NVIDIA / cutlass

CUDA Templates for Linear Algebra Subroutines
Other
5.65k stars 964 forks source link

[QST] Understanding `sgemm_sm80.cu` with NVIDIA Nsight Compute #1914

Open gohar94 opened 1 week ago

gohar94 commented 1 week ago

What is your question? I am running the sgemm_sm80.cu example (debug build) with NCU. I want to see the part of the kernel that ends up executing the HFMA2 instruction and do some analysis on that. My understanding is that it should be the gemm call in the main loop that should end up in the HFMA2 but based on what I see in NCU, that piece of code is not showing me any associated SASS code. Instead, the HFMA2 seems to be stemming from some copying atom related code. Is that expected? If so, why is it not the gemm call ending up in the HFMA2 instruction?

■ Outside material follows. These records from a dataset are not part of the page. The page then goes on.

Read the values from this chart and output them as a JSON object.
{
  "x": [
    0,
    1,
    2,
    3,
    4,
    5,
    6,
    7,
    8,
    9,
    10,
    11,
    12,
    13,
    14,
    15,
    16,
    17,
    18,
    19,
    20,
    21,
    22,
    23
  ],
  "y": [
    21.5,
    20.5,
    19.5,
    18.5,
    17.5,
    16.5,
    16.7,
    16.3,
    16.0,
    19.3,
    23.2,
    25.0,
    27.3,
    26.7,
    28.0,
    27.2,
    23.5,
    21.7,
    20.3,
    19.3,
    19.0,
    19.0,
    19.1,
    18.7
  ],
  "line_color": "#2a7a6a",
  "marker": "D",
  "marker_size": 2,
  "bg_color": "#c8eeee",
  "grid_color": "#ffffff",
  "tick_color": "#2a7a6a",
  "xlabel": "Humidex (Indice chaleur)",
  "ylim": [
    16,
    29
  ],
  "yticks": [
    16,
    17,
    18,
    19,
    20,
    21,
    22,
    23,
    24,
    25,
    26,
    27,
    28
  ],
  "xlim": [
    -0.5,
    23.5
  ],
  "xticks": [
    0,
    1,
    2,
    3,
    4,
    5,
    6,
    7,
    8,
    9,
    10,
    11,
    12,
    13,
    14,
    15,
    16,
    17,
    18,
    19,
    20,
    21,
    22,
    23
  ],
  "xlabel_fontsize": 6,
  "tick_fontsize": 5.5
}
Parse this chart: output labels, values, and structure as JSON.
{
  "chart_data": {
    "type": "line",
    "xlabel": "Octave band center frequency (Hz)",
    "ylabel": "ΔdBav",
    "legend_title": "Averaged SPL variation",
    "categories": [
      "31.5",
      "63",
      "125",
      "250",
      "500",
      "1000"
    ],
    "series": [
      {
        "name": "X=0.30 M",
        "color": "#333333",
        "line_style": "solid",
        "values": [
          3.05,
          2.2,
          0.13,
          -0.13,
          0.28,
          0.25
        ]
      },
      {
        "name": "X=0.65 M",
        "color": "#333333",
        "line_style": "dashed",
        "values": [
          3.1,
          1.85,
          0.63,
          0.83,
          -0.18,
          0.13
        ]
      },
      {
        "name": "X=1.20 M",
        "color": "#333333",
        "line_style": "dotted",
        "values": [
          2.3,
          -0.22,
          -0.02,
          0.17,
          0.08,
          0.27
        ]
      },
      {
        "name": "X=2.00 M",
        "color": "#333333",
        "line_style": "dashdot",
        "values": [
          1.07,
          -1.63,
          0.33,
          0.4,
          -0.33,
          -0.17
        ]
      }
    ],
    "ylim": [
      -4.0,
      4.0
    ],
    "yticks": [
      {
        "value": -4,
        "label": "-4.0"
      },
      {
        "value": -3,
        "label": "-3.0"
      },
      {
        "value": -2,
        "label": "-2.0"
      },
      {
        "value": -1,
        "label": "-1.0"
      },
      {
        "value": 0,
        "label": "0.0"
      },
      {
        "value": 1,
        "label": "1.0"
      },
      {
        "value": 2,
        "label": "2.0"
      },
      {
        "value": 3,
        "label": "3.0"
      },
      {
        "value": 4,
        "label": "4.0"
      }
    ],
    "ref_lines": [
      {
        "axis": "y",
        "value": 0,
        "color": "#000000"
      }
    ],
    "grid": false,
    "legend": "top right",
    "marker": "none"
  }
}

Below are two relevant screenshots: Image Image

osayamenja commented 1 week ago

Have you correlated with real.hpp? That file is where the basic fma is defined, I experimented using gemm_tn and I get the below, which is expected, I think.

Image

From the above, I do not see any HFMA, instructions as it seems, cute does not dispatch to those, but rather HADD, FADD and HMUL.

On the other hand, I verified HMMA SASS, by experimenting with halfXhalf=float; I get the below, which is expected as cute::gemm dispatches to this mma instruction.

Image